Remember, I don't need to recover the plaintext password if my goal is to decrypt all of your ciphertexts, I can reduce any N round block cipher to a 1 round cipher in this way. Granted, 2^80 is pretty large, but my point is, there have been historical cases of algorithms where increasing key size or # of rounds led to no increase is resistance to attack.

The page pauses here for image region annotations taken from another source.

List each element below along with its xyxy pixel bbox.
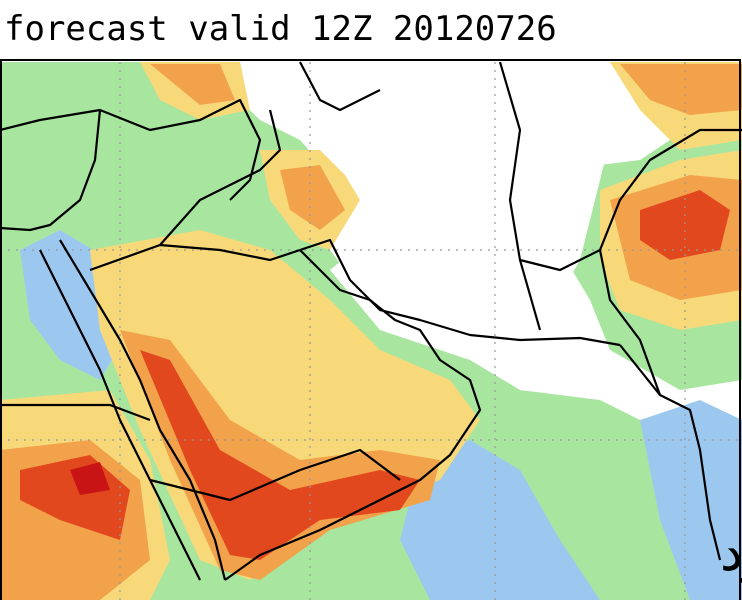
orange-field-north (150, 64, 235, 105)
red-sea-coast (59, 239, 227, 581)
forecast-title: forecast valid 12Z 20120726 (4, 9, 557, 49)
map-frame (0, 59, 741, 600)
border (0, 403, 151, 422)
border (518, 259, 542, 331)
india-coast (619, 344, 722, 561)
border (159, 109, 282, 246)
border (149, 448, 401, 502)
watermark: مطارد (720, 523, 742, 583)
orange-field-ne (620, 64, 742, 115)
red-sea-coast (39, 249, 201, 581)
graticule (0, 62, 742, 600)
arabia-coast (224, 249, 482, 581)
coastline (0, 98, 262, 201)
orange-field-iraq (280, 165, 345, 230)
darkred-field (70, 462, 110, 495)
iran-coast (299, 238, 621, 347)
border (498, 61, 742, 272)
orange-field (120, 330, 440, 580)
red-field (140, 350, 420, 560)
coastline (0, 109, 102, 232)
red-field-pakistan (640, 190, 730, 260)
blue-field-south (400, 440, 600, 600)
border (89, 243, 301, 272)
borders (0, 61, 742, 581)
border (299, 61, 381, 112)
border (598, 249, 662, 396)
map (0, 59, 742, 600)
dry-area (270, 62, 620, 340)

Now for hash collision attacks, it doesn't work that way (final round brute force), but there have been some surprising tricks developed in recent years in this field. Practically everything but SHA-1 has been busted. If you want to defend against birthday attacks, you have to increase the search space, not the number of rounds. Making a hash 25x more expensive to computer practically speaking, isn't very secure, since it's not intractable to rent or buy 25x the computing power.

[Simon F]

Quote:

Originally Posted by DemoCoder

In Feistel ciphers, the state operated on at each round is a fixed and a function of the previous rounds. For example, each round, DES operates on a 32-bit half-block plus 48-bit subkey.

Each of those 48-bit subkeys doesn't have to be a "linear" combination of the password+salt.

Quote:

Remember, I don't need to recover the plaintext password if my goal is to decrypt all of your ciphertexts,

But if you are trying to obtain passwords from a stolen password file, then you aren't any better off.

[DemoCoder]

Quote:

Originally Posted by Simon F

But if you are trying to obtain passwords from a stolen password file, then you aren't any better off.

Ahh, but in many cases, you have private keys stored in files which are encrypted with a block cipher (i.e. keyring files), wherein a ciphertext recovery yields all the keys.

Practically speaking, Unix password files just get you access to the computer in most cases, the data is usually left unencrypted (few people use file encryption) Therefore, if I was able to steal the unix shadow password file, I probably could already rootkit the system anyway.

There is far more practically in trying to unlock an encrypted PDF, ZIP, or DRM'ed file. So from a practical standpoint, making the login hash slower will do little for total system security. This was tried in the past with Unix, but most people didn't use stolen passwords, they simply used exploits to bypass authentication and go right to authorization.

[Simon F]

I don't think we are talking about the same things

[Novum]

Quote:

Originally Posted by Davros

yes but does it work in sli

You can scale CUDA to any number of devices by just splitting the workload which should be no problem here. You can even use different GPUs in the same system. It doesn't depend on SLI.

[mhouston]

It's not quite that easy. CUDA doesn't split the load for you, you have to do that. And, if you code relies on synchronization across blocks, then you will have a harder time using multi-GPU. But, if you write straight data parallel code and you aren't scattering to memory needed by other GPUs, getting multiple GPUs working is generally not that hard.

[Novum]

Quote:

Originally Posted by mhouston

It's not quite that easy. CUDA doesn't split the load for you, you have to do that.

I know (isn't that what I said?). But I don't see a problem here. Just divide the keyspace. No problem.